Change is an uncomfortable process, and your brain is hardwired to resist it. Here are a few tips that can help you retrain your brain to stay on the right path.

Change is an uncomfortable process, and your brain is hardwired to resist it.  When your brain tells you to stick with the same old habits that have made you unhealthy, you need to fight back.  The steps on Brain Fit Life are designed to help you rewire your brain, but don’t expect it to be as easy as flipping a switch. It takes time to overwrite old neural pathways with new ones.  Here are a few tips that can help you retrain your brain to stay on the right path.

Don’t try to change everything at once.

If you have come to the decision that you want to make changes in your life, you probably want them to happen NOW!  But after 30 years of helping patients navigate the change process, I have learned that taking a gradual approach is the surest way to success.  So many people try to change all at once, but this almost inevitably invites disappointment and failure.  You don’t have to change dozens of behaviors at once.  Start with a few vital behaviors—the ones that will have the biggest immediate impact—and go from there.

Believe you can do it.

 If you don’t believe in yourself, you will never achieve your goals. Take what you learned – Kill the ANTs and start changing your negative thinking patterns to honest and positive thinking to help you believe that you can do it.

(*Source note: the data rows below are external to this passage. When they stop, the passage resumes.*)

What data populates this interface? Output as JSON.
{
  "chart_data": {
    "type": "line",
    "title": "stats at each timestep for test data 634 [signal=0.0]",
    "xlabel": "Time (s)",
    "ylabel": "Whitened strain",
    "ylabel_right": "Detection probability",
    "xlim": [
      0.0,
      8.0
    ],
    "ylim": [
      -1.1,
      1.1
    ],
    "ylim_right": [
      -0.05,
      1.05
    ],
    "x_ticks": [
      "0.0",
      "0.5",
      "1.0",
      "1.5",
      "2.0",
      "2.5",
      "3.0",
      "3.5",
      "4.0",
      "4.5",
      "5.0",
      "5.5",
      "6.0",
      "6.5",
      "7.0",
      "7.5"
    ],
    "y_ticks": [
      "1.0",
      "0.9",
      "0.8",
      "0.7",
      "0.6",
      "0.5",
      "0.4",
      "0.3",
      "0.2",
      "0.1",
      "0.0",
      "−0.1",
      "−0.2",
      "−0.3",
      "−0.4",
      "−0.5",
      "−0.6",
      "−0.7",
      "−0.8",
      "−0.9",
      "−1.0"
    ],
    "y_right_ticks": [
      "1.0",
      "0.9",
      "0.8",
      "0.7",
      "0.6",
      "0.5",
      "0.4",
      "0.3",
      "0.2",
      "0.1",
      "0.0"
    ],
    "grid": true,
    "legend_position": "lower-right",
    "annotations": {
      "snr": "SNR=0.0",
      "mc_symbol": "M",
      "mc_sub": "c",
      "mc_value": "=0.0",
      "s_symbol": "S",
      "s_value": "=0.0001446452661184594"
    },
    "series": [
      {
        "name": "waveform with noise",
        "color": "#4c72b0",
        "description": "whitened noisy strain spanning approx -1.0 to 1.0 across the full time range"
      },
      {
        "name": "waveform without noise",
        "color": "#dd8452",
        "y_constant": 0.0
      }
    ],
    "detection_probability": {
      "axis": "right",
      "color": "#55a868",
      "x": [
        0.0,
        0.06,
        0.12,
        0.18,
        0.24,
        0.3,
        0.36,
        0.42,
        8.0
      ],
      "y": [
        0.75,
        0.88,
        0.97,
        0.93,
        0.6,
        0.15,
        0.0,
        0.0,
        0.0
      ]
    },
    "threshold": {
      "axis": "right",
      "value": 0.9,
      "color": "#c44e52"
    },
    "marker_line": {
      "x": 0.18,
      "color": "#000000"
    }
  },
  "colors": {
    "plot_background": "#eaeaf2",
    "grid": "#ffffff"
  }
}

Don’t swap one bad habit for another.

If you’ve got a sweet tooth, you may think that kicking your sugar habit is the ultimate goal.  So, instead of chomping on chocolate in the afternoon, you start sipping a diet soda or a café latte.  Yes, it isn’t chocolate, but it still isn’t good for your brain.  I see this so many times with my patients who quit one bad habit only to acquire another one in its place.

Some people even turn to illicit drugs.  At the 2010 meeting of the American Society of Metabolic and Bariatric Surgery, researchers presented evidence that some people who have bariatric surgery replace their food addiction with drug or alcohol addiction.  A survey of post-bariatric surgery patients in substance abuse programs revealed that 85% of them put some of the blame on “addiction substitution,” and 75% thought “unresolved psychological issues” played a role in their substance abuse.

This doesn’t surprise me!  As I’ve said before, stapling your stomach may be working on the wrong organ.  There may be underlying biological, psychological, social, or spiritual causes for your overeating.  If you get rid of your problem foods or have surgery to shrink your stomach but do NOT address these underlying problems, you won’t make any progress.  You will simply look for other ways to self-medicate.  To be your best self, you need to kick your bad habits without replacing them with others.

Remember that change never stops.

Our bodies and lives are in a constant state of change.  Marriages, divorces, job transfers, pregnancies, injuries, illnesses, and hormonal transitions are just some of the many things that keep us in flux.  Because of this, as you reach your initial goals, you may decide that you want even greater results.  Or, unexpected things might happen in your life that make you reevaluate your original benchmarks and downshift your expectations.  Just know that with every change that comes into your life, you have the power to be in control of the way you handle that change.